119th General Meeting of the KCS

Type Symposium
Area Physical Chemistry of Materials
Room No. 304호
Time THU 15:10-:
Code PHYS1-5
Subject Physical Chemistry of Nanogap-Enhanced Raman Scattering (NERS)
Authors 서영덕
한국화학연구원/성균관대학교 나노라만융합연구센터/화학공학부, Korea
Abstract

Raman scattering can provide a wealth of molecular chemical information, but it is basically a highly inefficient inelastic light scattering process between photon and molecule with a very small cross-section. Raman scattering signals are often poorly reproducible, meaning that very strong and controllable amplification mechanism, such as SERS(Surface-Enhanced Raman Scattering) or NERS(Nanogap-Enhanced Raman Scattering), is needed to obtain measurable and reliable Raman signals. Plasmonically coupled metallic nanostructures with ultra-small (∼1 nm or smaller) nanogaps can generate very strong and controllable electromagnetic fields that can generate strong NERS signals from Raman dyes inside the nanogap. Therefore, plasmonic nanogap-enhanced Raman scattering (NERS) can be defined as Raman scattering signal enhancement from plasmonic nanogap with ∼1 nm gap size. In this talk, I will overview recent breakthroughs, advances, application, and prospects of plasmonic nanogap-enhanced Raman scattering with metal nanogap particles revealed by single-molecule/single-particle-level Nano Raman spectroscopy showing that these plasmonic nanogap particles can generate ultra-strong, quantifiable Raman signals in a highly reproducible manner.
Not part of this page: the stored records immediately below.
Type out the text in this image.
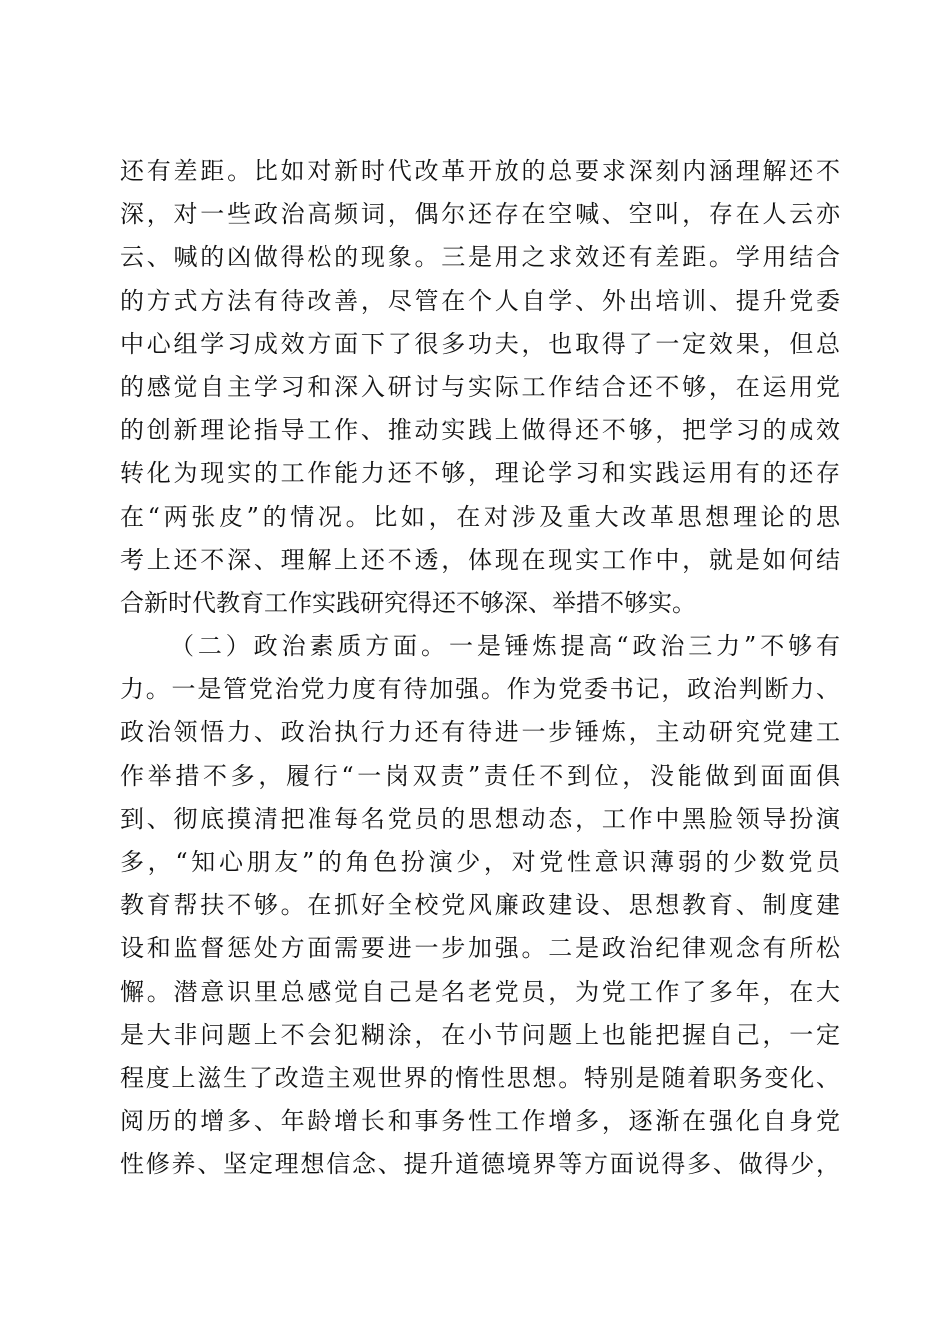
还有差距。比如对新时代改革开放的总要求深刻内涵理解还不
深，对一些政治高频词，偶尔还存在空喊、空叫，存在人云亦
云、喊的凶做得松的现象。三是用之求效还有差距。学用结合
的方式方法有待改善，尽管在个人自学、外出培训、提升党委
中心组学习成效方面下了很多功夫，也取得了一定效果，但总
的感觉自主学习和深入研讨与实际工作结合还不够，在运用党
的创新理论指导工作、推动实践上做得还不够，把学习的成效
转化为现实的工作能力还不够，理论学习和实践运用有的还存
在“两张皮”的情况。比如，在对涉及重大改革思想理论的思
考上还不深、理解上还不透，体现在现实工作中，就是如何结
合新时代教育工作实践研究得还不够深、举措不够实。
（二）政治素质方面。一是锤炼提高“政治三力”不够有
力。一是管党治党力度有待加强。作为党委书记，政治判断力、
政治领悟力、政治执行力还有待进一步锤炼，主动研究党建工
作举措不多，履行“一岗双责”责任不到位，没能做到面面俱
到、彻底摸清把准每名党员的思想动态，工作中黑脸领导扮演
多，“知心朋友”的角色扮演少，对党性意识薄弱的少数党员
教育帮扶不够。在抓好全校党风廉政建设、思想教育、制度建
设和监督惩处方面需要进一步加强。二是政治纪律观念有所松
懈。潜意识里总感觉自己是名老党员，为党工作了多年，在大
是大非问题上不会犯糊涂，在小节问题上也能把握自己，一定
程度上滋生了改造主观世界的惰性思想。特别是随着职务变化、
阅历的增多、年龄增长和事务性工作增多，逐渐在强化自身党
性修养、坚定理想信念、提升道德境界等方面说得多、做得少，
References [1] H. Lee, S.M. Jin, H.M. Kim, and Y.D. Suh, Phys. Chem. Chem. Phys. (invited review article), 15, 5276 (2013). [2] D. Lim, K.-S. Jeon, H.M. Kim, J.-M. Nam, and Y.D. Suh, Nature Materials, 9, 60 (2010). [3] J.-H. Lee, J.-M. Nam*, K.-S. Jeon, D.-K. Lim, H. Kim, S. Kwon, H. Lee, Y.D. Suh, ACS Nano, 11, 9574 (2012). [4] H. Lee, G.-H. Kim, J.-H. Lee, N.H. Kim, J.-M. Nam, and Y.D. Suh, Nano Letters, 15, 4628 (2015).